Connecticut landowners, like landowners everywhere, believe that they should be able to do what they wish with their own property. Unfortunately, there are limitations. Lawmakers have passed land use laws and regulations that govern what is and is not allowed in terms of land development in certain areas. It is not uncommon for landowners to find their plans in direct conflict with state or federal laws.
Undeveloped land, big problems: How do I know what limitations are present?
If you own undeveloped land — such as wetlands or forested areas — you may have big dreams for its future. However, it is important to understand the limitations that can come with development. Some examples include:
- Municipal permitting. Landowners may need to receive permits from their local municipal agencies to move forward with development. If, for example, you own property on wetlands, you must generally submit a description of your proposed plans to the town wetland agency.
- State and federal permitting.

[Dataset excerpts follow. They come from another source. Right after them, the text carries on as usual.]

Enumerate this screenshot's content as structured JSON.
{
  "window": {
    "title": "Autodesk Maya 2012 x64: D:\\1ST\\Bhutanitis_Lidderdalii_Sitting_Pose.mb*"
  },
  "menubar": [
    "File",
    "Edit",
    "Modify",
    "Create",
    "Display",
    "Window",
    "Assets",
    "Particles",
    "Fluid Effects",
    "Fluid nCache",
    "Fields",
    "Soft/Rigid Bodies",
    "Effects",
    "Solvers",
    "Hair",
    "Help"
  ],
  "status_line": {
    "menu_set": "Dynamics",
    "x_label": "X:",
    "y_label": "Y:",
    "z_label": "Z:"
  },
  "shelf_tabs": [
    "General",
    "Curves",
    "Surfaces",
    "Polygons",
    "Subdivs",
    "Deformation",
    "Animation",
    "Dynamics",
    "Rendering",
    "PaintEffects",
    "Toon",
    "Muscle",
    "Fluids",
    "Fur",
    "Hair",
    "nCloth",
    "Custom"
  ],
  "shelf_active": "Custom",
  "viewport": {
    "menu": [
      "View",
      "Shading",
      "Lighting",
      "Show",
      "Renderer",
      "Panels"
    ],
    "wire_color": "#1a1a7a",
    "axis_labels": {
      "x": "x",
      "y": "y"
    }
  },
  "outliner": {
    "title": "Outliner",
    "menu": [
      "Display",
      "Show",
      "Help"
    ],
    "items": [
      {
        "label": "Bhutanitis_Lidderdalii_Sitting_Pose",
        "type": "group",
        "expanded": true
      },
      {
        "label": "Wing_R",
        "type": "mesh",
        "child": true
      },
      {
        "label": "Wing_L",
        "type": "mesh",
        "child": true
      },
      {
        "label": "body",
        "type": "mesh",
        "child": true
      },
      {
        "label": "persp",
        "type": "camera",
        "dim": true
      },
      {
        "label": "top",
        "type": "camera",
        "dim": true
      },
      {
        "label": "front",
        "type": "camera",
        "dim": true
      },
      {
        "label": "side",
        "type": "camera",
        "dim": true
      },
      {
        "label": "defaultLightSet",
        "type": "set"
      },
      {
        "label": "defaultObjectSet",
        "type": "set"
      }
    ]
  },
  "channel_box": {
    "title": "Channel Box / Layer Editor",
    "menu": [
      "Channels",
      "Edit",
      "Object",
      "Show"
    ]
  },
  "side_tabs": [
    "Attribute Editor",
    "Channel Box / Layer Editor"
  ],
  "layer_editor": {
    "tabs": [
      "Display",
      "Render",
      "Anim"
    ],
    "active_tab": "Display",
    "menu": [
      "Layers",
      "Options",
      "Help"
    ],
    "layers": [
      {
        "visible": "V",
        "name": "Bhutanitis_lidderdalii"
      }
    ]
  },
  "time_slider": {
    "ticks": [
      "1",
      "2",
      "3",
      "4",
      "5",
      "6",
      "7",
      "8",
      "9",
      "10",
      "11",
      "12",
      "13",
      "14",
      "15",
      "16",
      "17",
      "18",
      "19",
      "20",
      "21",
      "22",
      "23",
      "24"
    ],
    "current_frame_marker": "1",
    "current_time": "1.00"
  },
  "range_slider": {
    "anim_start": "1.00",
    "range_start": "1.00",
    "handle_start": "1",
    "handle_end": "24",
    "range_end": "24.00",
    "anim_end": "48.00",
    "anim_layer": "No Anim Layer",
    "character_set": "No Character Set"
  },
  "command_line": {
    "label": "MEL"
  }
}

Landowners may also need to receive permits from state and/or federal agencies as well. This may be true even after a municipal permit is received. One example is a Commissioner of Department of Energy and Environmental Protection (DEEP) Permit.
A thorough land use analysis provides in-depth information regarding certain approvals, grades or needed waste management. Obtaining this type of information upfront will provide needed foresight for the project regardless if it is for business or personal use.
The path to an answer: What is the right professional to help with my land development issue?
The laws surrounding real estate and land use are complicated. In some cases, finding a way to navigate this niche area of the legal world can have a profound effect on the value of the land. Working under the careful guidance of a land use and development attorney can help better ensure an approach that takes into account land use issues in Connecticut that may affect your property.